The letter concludes: "Ergo Mr. [Yossi] Sarid and his friends
are
anti-Jewish, and I am a Jew."
The author of this letter is none other than Israel's current Prime
Minister, Ariel
Sharon! The letter implicitly denounces the late
Yitzhak Rabin, who was both prime minister and defense minister in March
1995, as
being anti-Jewish. The letter implicitly denounces Shimon Peres
as anti-Jewish, for he was not only the architect of Oslo, but he, above
all, aided Arafat in the Lebanese War.
In any event, almost everything in his March 1995 article which is
denominated
anti-Jewish applies ten-fold to its author, Ariel Sharon.
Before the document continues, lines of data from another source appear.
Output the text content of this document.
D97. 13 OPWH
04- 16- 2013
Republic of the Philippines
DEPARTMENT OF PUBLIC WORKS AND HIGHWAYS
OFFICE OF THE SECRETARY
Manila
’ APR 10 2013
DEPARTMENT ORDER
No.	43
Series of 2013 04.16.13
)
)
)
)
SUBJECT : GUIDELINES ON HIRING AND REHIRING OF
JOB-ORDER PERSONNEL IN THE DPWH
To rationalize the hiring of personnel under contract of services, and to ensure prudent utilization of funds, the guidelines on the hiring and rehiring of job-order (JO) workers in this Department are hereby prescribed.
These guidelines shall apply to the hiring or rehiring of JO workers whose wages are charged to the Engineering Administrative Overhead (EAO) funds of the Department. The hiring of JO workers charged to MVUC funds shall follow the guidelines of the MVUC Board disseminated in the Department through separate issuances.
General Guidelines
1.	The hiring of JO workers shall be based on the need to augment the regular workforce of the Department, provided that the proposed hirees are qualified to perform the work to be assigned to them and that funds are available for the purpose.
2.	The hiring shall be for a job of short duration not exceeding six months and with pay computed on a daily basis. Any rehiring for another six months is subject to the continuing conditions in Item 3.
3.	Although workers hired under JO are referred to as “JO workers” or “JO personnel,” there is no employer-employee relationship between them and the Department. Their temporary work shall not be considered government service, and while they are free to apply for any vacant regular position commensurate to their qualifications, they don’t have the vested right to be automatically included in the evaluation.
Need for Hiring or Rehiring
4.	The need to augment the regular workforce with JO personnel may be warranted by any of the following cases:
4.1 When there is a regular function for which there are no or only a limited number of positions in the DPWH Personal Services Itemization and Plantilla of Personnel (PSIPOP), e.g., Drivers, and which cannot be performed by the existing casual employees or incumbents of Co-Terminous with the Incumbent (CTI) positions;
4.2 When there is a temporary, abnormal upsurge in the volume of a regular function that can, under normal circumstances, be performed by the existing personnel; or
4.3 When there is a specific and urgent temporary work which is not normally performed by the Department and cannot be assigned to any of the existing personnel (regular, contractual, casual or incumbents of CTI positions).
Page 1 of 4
Shakespeare has Hamlet say "conscience [meaning knowledge] doth make
cowards
of us all." What knowledge does Mr. Sharon now have as Israel's
Prime Minister that he did not have in March 1995, when he was in
the
opposition? What knowledge has he obtained as Israel's prime minister
that transformed him from being a Jew to being
anti-Jewish?
Whatever the answer may be, this prime minister must now be regarded,
according to his own testimony, as "The Enemy
Within."
If a private citizen were to describe "The Enemy Within" in the words of
Ariel Sharon, he would almost certainly be
accused of "incitement."
Fear of being charged with incitement has silenced the moral outrage
which should be leveled against Israel s
prime minister and his
colleagues in the government. Sharon could denounce Yossi Sarid, and,
by implication, Rabin and Peres, because
he enjoyed parliamentary
immunity. It required no great courage for him to write the "The Enemy
Within."
The article was
obviously written to arouse public opinion against the
Rabin government and Oslo. But public opinion in this country has no
efficacy
between elections, since members of the Knesset and those who
become cabinet ministers are not individually accountable to the voters
in
multi-district or regional elections. They don't have to compete
against a rival candidate who could expose their failings, to say
nothing of their anti-Jewish treachery.
Even though Mr. Sharon - judging from his own words - is no less
anti-Jewish than
those he denounced in March 1995, he has managed to
anesthetize the pundits and the public far more effectively than his
predecessors.
This makes him all the more dangerous.